Small Island: 2-Part Film Review
Small Island is a two part TV film, directed by John Alexander and produced by the BBC in 2009. This production was adapted from the 2004 book of the same name, written by Andrea Levy. The story follows the lives of 4 main characters and explores their individual experiences as well as how their lives remarkably intertwine. Racism, fate and acceptance are the prevalent themes of Small Island. The story focuses on Jamaicans coming to Britain during WWII and settling just after the end of the war. We see the hardships and rejection that these people face as their dreams of coming from one small island to a supposedly better small island isn’t all it was made out to be. 11 years later after the film, and 16 years after the book was written, and this story is still as relevant and insightful as ever.
Small Island had an astounding cast; the main players were Naomie Harris (as Hortense Roberts), David Oyelowo (as Gilbert Joseph), Ruth Wilson (as Queenie Bligh), Benedict Cumberbatch (as Bernard Bligh) and Ashley Walters (as Michael Roberts). Every one of those actors did justice to their respective roles. It’s hard for me to pick who my favourite actors were in this film because of the high standard of performance that there was. However, if I had to pick, I would say that Benedict Cumberbatch and David Oyelowo outshined the others BUT only by a fraction. I have never seen Cumberbatch in a role where he is pathetic as well as detestable. The character of Bernard is just so unlikeable, and Cumberbatch did a fantastic job of making himself so.

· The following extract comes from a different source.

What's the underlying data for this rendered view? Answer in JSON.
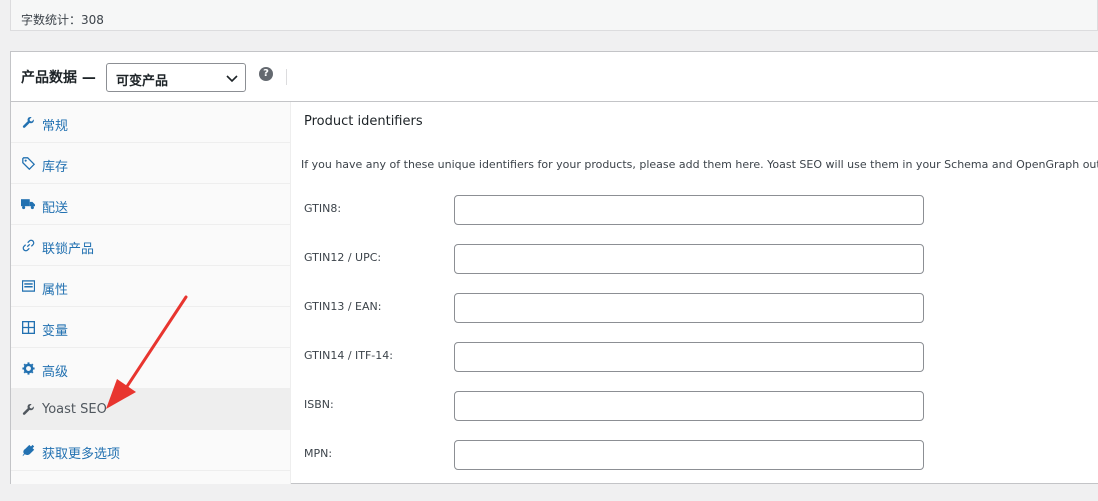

Oyelowo’s character was the exact opposite of Bernard, and consequently, very likeable. Oyelowo was successful at showing a wide range of emotions and a fully rounded character, his portrayal of Gilbert was funny and charming yet, at times, hopeless and lost. Also, the chemistry on screen between Oyelowo and Harris was divine; it was sweet to see how the relationship between their characters developed. It’s no surprise that at the Royal Television Society Programme Awards David Oyelowo and Naomie Harris won the Best Actor and Best Actress award, respectively.
Additionally, the soundtrack for Small Island was great, especially the main theme song. It comes as no surprise to me that the production was awarded the BAFTA Craft Award for Best Original Television Music; this award was received by composer Martin Phipps. Phipps has also composed music for shows like Black Mirror and The Crown, plus many more well known shows with great soundtracks. I generally appreciate the use of violins because I think they’re wonderful instruments... maybe that’s why I loved this score; the instrumentals were so light and delicate.
The dialogue for this production was undoubtedly influenced by the book itself, but was adapted and refined for TV by screenplay writers Paula Milne and Sarah Williams. Milne and Williams did well with the script and the language used in it. The colloquial terms and ways of speech were seemingly accurate; I learned that ‘perishing’ is slang for ‘cold’. There are also some terms used in Small Island that, whilst accurate, were not at pleasant to hear. However, when you have films that deal with important issues, it is of utmost importance that the dialogue is able to bring a sense of truth to those issues and to show how they massively impact people. We see how racism and isolation affect the black characters through their dialogue... but also through their silence in some moments.
The dialogue and language used is sometimes hard to listen to, but then again, Small Island is certainly very uncomfortable in some areas to watch because it deals with racism and the mistreatment of people due to purely aesthetic reasons and the general bigotry of others. It is a reminder, however, that the UK is not as innocent as people assume when it comes to the history of systematic racism that undermines the advancement of people of colour. With the international conversations being sparked about equality and the Black Lives Matter Movement, films like Small Island, which is set in 1948, point to the fact that less than 80 years ago the oppression of members of the black community was an acceptable and promoted idea. This is fairly recent history, so to expect its negative, long-lasting and generational effects to have dissipated by now is unrealistic. This is something to think about.
I cannot stress how good the BBC’s production of Small Island is. The fact that this TV film earned the Best TV Movie/Mini-series award at the Emmys says it all. It was a well-deserved win. I haven’t read the book yet, but this film series has made me determined to do so. After all, if it were not for the amazing book, there would be no amazing film. The characters and the story of Small Island are so well thought out and impactful, it is a true lesson in understanding how our biases affect us and those around us.